At the 2000 census, there were 384 people, 155 households and 110 families residing in the city. The population density was 599.6 PD/sqmi. There were 165 housing units at an average density of 257.7 /sqmi. The racial makeup of the city was 99.48% White, 0.26% Asian, and 0.26% from two or more races. 0.26% of the population were Hispanic or Latino of any race.

There were 155 households, of which 32.3% had children under the age of 18 living with them, 54.2% were married couples living together, 13.5% had a female householder with no husband present, and 28.4% were non-families. 25.2% of all households were made up of individuals, and 12.3% had someone living alone who was 65 years of age or older. The average household size was 2.48 and the average family size was 3.01.
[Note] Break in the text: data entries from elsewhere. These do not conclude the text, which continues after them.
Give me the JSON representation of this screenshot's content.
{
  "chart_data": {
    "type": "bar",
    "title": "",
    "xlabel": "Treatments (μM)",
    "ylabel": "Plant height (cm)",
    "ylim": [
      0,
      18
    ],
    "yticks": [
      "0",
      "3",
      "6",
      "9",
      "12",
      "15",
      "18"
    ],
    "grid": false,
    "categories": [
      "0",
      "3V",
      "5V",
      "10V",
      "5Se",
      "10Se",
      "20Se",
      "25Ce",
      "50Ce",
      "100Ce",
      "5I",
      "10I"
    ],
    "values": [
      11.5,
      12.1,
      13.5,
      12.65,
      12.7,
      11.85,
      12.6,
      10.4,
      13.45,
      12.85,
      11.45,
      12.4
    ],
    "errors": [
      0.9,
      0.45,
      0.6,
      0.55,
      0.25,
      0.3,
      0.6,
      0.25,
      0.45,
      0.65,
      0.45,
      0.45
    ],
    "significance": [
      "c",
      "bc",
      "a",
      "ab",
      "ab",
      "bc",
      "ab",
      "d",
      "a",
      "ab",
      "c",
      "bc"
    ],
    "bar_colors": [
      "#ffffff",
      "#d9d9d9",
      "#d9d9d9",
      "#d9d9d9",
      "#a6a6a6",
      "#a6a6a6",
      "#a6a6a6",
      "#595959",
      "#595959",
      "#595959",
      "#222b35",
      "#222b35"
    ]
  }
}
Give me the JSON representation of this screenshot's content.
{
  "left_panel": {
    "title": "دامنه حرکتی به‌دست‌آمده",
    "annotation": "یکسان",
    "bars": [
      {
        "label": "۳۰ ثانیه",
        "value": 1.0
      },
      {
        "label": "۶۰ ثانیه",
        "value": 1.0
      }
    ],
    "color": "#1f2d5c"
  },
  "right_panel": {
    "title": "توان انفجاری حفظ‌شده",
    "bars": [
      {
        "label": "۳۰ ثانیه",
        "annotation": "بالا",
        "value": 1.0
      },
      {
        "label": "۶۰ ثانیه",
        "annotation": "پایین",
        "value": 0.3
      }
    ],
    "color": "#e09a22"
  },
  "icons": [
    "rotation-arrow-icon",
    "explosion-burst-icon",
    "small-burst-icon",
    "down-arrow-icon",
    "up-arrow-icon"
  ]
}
Age distribution was 28.4% under the age of 18, 9.9% from 18 to 24, 26.3% from 25 to 44, 21.6% from 45 to 64, and 13.8% who were 65 years of age or older. The median age was 35 years. For every 100 females, there were 92.0 males. For every 100 females age 18 and over, there were 87.1 males.

The median household income was $22,778, and the median family income was $28,906. Males had a median income of $27,500 versus $15,750 for females. The per capita income for the city was $13,053. About 11.2% of families and 12.8% of the population were below the poverty line, including 10.5% of those under age 18 and 29.3% of those age 65 or over.

Historical population
| Census | Pop. | Note | %± |
| 1950 | 345 |  | — |
| 1960 | 364 |  | 5.5% |
| 1970 | 410 |  | 12.6% |
| 1980 | 478 |  | 16.6% |
| 1990 | 436 |  | −8.8% |
| 2000 | 384 |  | −11.9% |
| 2010 | 272 |  | −29.2% |
| 2020 | 228 |  | −16.2% |
| 2025 (est.) | 222 | Decrease | −2.6% |
U.S. Decennial Census

==Education==
Public education for elementary and secondary students is provided by the Cross County School District, which leads to graduation from Cross County High School. The district's mascot and athletic emblem is the Thunderbird.

The Cross County district was established in 1965 by the merger of the Cherry Valley, Hickory Ridge, and Vanndale school districts. As a part of the Cross County district the community previously had its own elementary school, Hickory Ridge Elementary.

==Infrastructure==
===Transportation===
Hickory Ridge is located at the intersection of U.S. Route 49 (US 49) and Highway 42. The Union Pacific Railway closely parallels US 49 through Hickory Ridge.

===Utilities===

Entergy Arkansas is the sole provider of electricity in Hickory Ridge. Telephone communication service is provided by AT&T, cable television is provided by East Arkansas Video. Centerpoint Energy is the natural gas utility in Cross County.

The Arkansas Department of Health (ADH) is responsible for the regulation and oversight of public water systems throughout the state. Hickory Ridge Waterworks is a small water utility that treats and distributes groundwater to under 1000 customers.